ANY questions or concerns can be emailed to me and I would love to respond. Also please see my Facebook page and twitter account. 


Friday, November 9, 2012

Opposite Action

Opposite Action is a term I see thrown around a lot lately and one that I find very interesting. I have been applying aspects of this for some time without even realizing that is what I was doing. I want to discuss opposite action here because it some great applications to anxiety and panic attacks.

What is "Opposite Action"?
It's really a very simple concept. When you begin to feel anxious, your first instinctual reaction is usually something very counter-productive. Your primal fight-or-flight response kicks in and your actions will often fuel the panic further. By consciously taking the opposite route you have a much better chance at reducing that anxious response before it blows up into a full blown panic attack.

Example:

My number one panic trigger is interstate driving. I tend to get very anxious when driving on highways (although I absolutely love to travel. Ironic, huh?). When I start to get anxious while driving my first instincts are to turn down the radio, slow down and move into the slow lane, and get really fidgety. I start pulling on my seat-belt because the source of many of the physical symptoms of anxiety are in my chest and I feel constrained by the seat-belt. I will reach for the shifting handle even though my car has an automatic transmission. I drove a stick-shift for many years and I suppose that control gave me some comfort.
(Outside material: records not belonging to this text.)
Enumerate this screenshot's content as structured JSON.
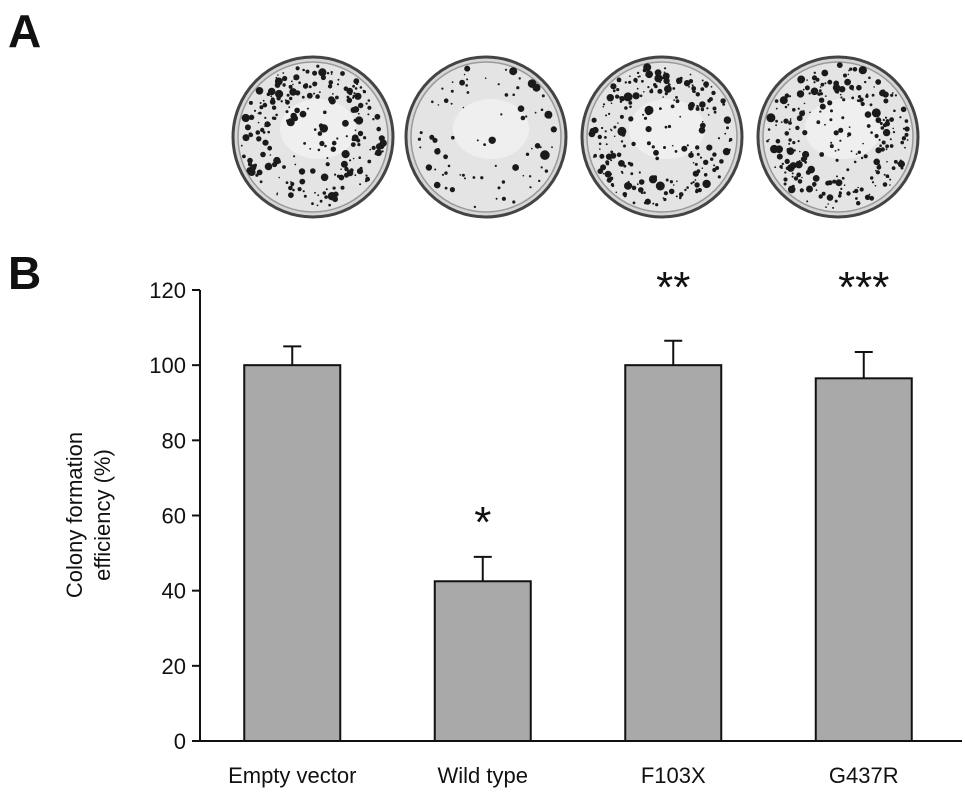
{
  "panels": {
    "a_label": "A",
    "b_label": "B"
  },
  "plates": {
    "count": 4,
    "colony_density": [
      0.8,
      0.25,
      0.75,
      0.85
    ]
  },
  "chart_data": {
    "type": "bar",
    "title": "",
    "categories": [
      "Empty vector",
      "Wild type",
      "F103X",
      "G437R"
    ],
    "values": [
      100,
      42.5,
      100,
      96.5
    ],
    "errors": [
      5,
      6.5,
      6.5,
      7
    ],
    "significance": [
      "",
      "*",
      "**",
      "***"
    ],
    "ylabel_lines": [
      "Colony formation",
      "efficiency (%)"
    ],
    "xlabel": "",
    "ylim": [
      0,
      120
    ],
    "yticks": [
      0,
      20,
      40,
      60,
      80,
      100,
      120
    ],
    "grid": false,
    "bar_color": "#a9a9a9",
    "edge_color": "#111111"
  }
}
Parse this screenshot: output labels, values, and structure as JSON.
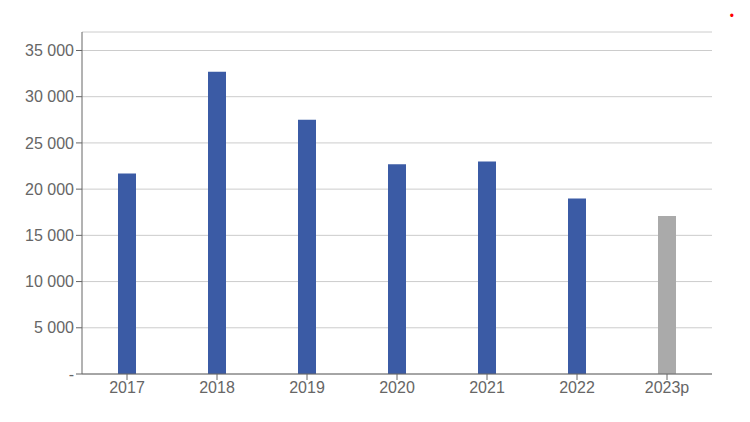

My mind now associates all of these actions with previous panic attacks. When I start to go through these actions, it is just like going through my classic panic-attack checklist. I am taking the cues one by one. Once that last check mark is put down, panic goes to work. There really is no stopping it at that point. The flood gates break down and that wave of panic comes crushing down.

By identifying these impulses and realizing that they come from the irrational part of my brain that controls panic I take first step to stopping that panic before it starts. I've learned to replace these impulses with consciously thought-out actions from a more rational part of my brain. On a recent road trip, I put this into action. Instead of turning the radio down, I turn it up and allow myself to focus more on the music, maybe change the track to something more positive. I resist the urge to fidget and become restless, instead becoming mindful of my body and allowing my muscles to relax. Instead of grabbing for the shifter or pulling on my seat-belt, I put my hands squarely on the steering wheel and keep them there. By doing this I have been able to stop the panic from progressing. I continued along on my drive with no further anxiety.


Key steps to mastering "Opposite Action"-

1. Acknowledge what you are feeling.
2. Identify what actions or reactions go with that feeling.
3. Ask yourself "do I want to stop or reduce this feeling?"
4. Figure out what the opposite action is.
5. Do that opposite action ALL THE WAY!

I would recommend going through this analysis while in a calm state of mind so that you will be prepared with the appropriate opposite actions in advance of the onset of anxiety. You aren't very likely to be thinking rationally when you are anxious.

Opposite action can be applied to many things, not just anxiety. Often we put ourselves into positions where we become our own worst enemy. It may be possible to use this technique on a wide range of feelings or emotions that you want to rid yourself of but may be feeding without even realizing it.Try this approach sometime and see if it works for you! Best of luck!